Maybe not: FT2 is not a weak-signal miracle machine. If your favorite part of FT8 is squeezing contacts out of marginal openings, FT2 probably will not feel like an upgrade.
- Marginal propagation: The reported -12 dB neighborhood means it will not dig as deep as FT8 in poor conditions.
- Early adoption reality: Fewer decoders and listeners worldwide right now can mean less spotting and fewer easy pickups compared to FT8.
- Tighter timing: Faster cycles make clock sync and a clean station setup more important than they might feel in casual FT8 use.
How to Get on the Air with FT2
FT2 is still experimental, so you typically will not find it in a stock WSJT-X install. Right now, there are two common ways people are getting on the air with FT2: a modified WSJT-X build often referenced as Decodium, and WSJT-X Improved 3.1.0 260226 (beta), which is being shared as a test release that includes new open-source FT2 code. The exact details can change quickly, but the setup process is straightforward if you already run FT8 or FT4.
✅ HOW TO - FT2 setup in plain steps
- Pick an FT2 build: Decodium or WSJT-X Improved 3.1.0 260226 (beta).
- Install the build: follow that project’s instructions and keep changes minimal until RX and TX are confirmed.
- Configure and confirm your station basics: set audio levels, verify PTT works, and confirm CAT or rig control connects cleanly.
- Import the FT2 frequency file (QRG) if required: some builds need it so FT2 appears correctly in band and mode menus.
- Sync your clock: FT2’s short cycles make time accuracy more important than casual FT8 use.
- Start where signals are strong: FT2 is happiest when decoding is not the limiting factor.
- Verify with PSK Reporter: confirm you are being decoded and look for where activity is showing up.
Tip: If your first FT2 attempts feel quiet, that can be normal. Early adoption means fewer monitors worldwide, so spots and decodes may look sparse compared to FT8.
Frequently Asked Questions
Is FT2 meant to replace FT8?
No. FT2 is a specialized mode for situations where speed matters more than weak-signal sensitivity, such as contests, pileups, and high-density band activity. FT8 remains the better choice when propagation is marginal and you need maximum decode margin.
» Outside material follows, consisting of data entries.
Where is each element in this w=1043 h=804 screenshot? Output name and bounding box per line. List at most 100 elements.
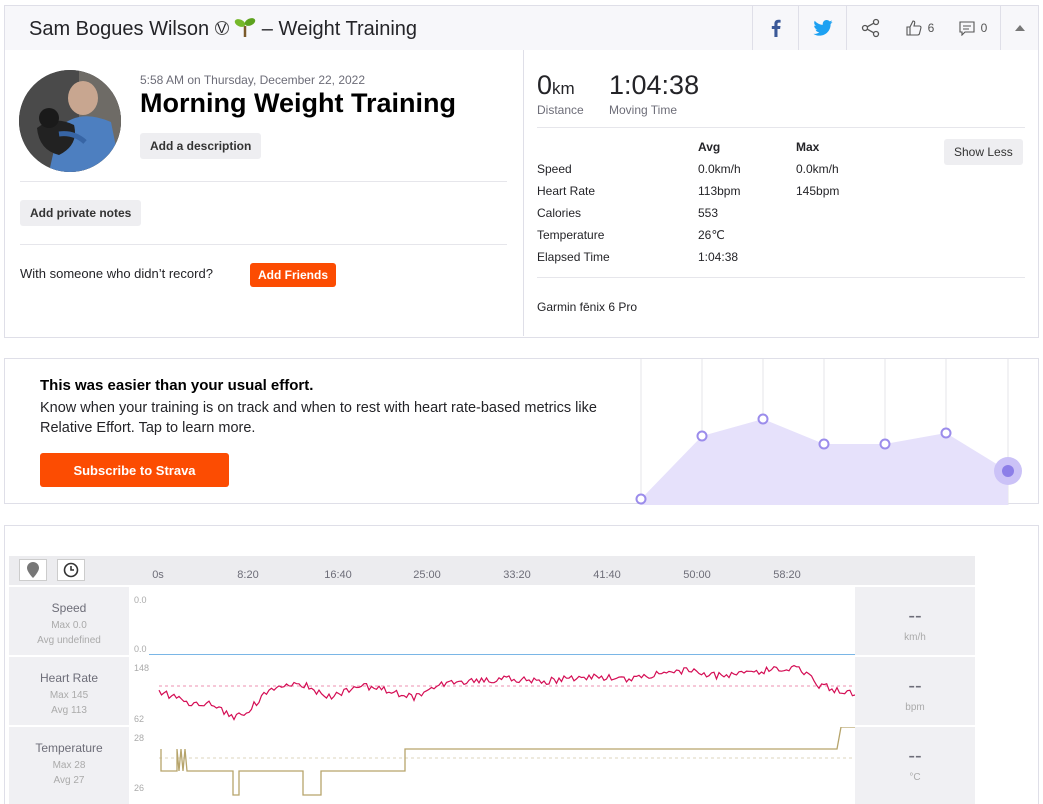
- stream-avg: Avg 27: [53, 775, 85, 786]
- activity-datetime: 5:58 AM on Thursday, December 22, 2022: [140, 73, 366, 87]
- stream-hover-value: -- °C: [855, 727, 975, 804]
- show-less-button[interactable]: Show Less: [944, 139, 1023, 165]
- stat-label: Elapsed Time: [537, 250, 610, 264]
- promo-body: Know when your training is on track and …: [40, 400, 597, 436]
- analysis-panel: 0s 8:20 16:40 25:00 33:20 41:40 50:00 58…: [4, 525, 1039, 804]
- current-effort-point: [1002, 465, 1014, 477]
- effort-point: [940, 427, 952, 439]
- stat-label: Calories: [537, 206, 582, 220]
- promo-heading: This was easier than your usual effort.: [40, 377, 314, 394]
- time-tick: 50:00: [683, 569, 711, 581]
- share-button[interactable]: [846, 6, 894, 50]
- stat-max: 0.0km/h: [796, 162, 839, 176]
- stat-avg: 113bpm: [698, 184, 741, 198]
- twitter-share-button[interactable]: [798, 6, 846, 50]
- thumbs-up-icon: [906, 20, 922, 36]
- comment-count: 0: [980, 21, 988, 35]
- kudos-button[interactable]: 6: [894, 6, 946, 50]
- time-tick: 8:20: [237, 569, 259, 581]
- relative-effort-promo[interactable]: This was easier than your usual effort. …: [4, 358, 1039, 505]
- effort-point: [879, 438, 891, 450]
- athlete-avatar[interactable]: [19, 70, 121, 172]
- divider: [537, 277, 1025, 278]
- caret-up-icon: [1014, 25, 1025, 31]
- divider: [20, 181, 507, 182]
- clock-icon: [63, 562, 79, 578]
- stat-avg: 26℃: [698, 228, 725, 242]
- twitter-icon: [812, 20, 833, 36]
- comments-button[interactable]: 0: [946, 6, 1000, 50]
- subscriber-badge-icon: V: [214, 21, 229, 35]
- activity-summary: 5:58 AM on Thursday, December 22, 2022 M…: [4, 50, 1039, 338]
- comment-icon: [959, 20, 975, 36]
- stat-max: 145bpm: [796, 184, 840, 198]
- distance-stat: 0km Distance: [537, 70, 584, 117]
- stream-hover-value: -- km/h: [855, 587, 975, 655]
- speed-stream[interactable]: Speed Max 0.0 Avg undefined 0.0 0.0 -- k…: [9, 587, 975, 655]
- moving-time-label: Moving Time: [609, 103, 678, 117]
- stream-hover-value: -- bpm: [855, 657, 975, 725]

How fast is FT2 compared to FT8 and FT4?
FT2 uses a 3.8-second transmit/receive cycle. That is about four times faster than FT8's 15-second cycle and roughly twice as fast as FT4's 7.5-second cycle. A complete FT2 exchange typically wraps up in about 7 to 11 seconds.
What software do I need to try FT2?
FT2 is currently experimental and not included in a stock WSJT-X install. Your two main options are Decodium or WSJT-X Improved 3.1.0 260226 (beta). Some builds also require importing a frequency QRG file so FT2 band selections appear correctly.
Bottom line
FT2 is a purpose-built speed mode. It keeps the familiar WSJT-style structure, but compresses the cycle to about 3.8 seconds, trading some sensitivity for the ability to complete QSOs in seconds instead of a minute. Use FT2 when signals are strong and rate matters. Use FT8 when propagation is marginal and you need maximum decode margin. Also expect experimentation, because software builds and operating practices may change quickly while FT2 is still in its early stages.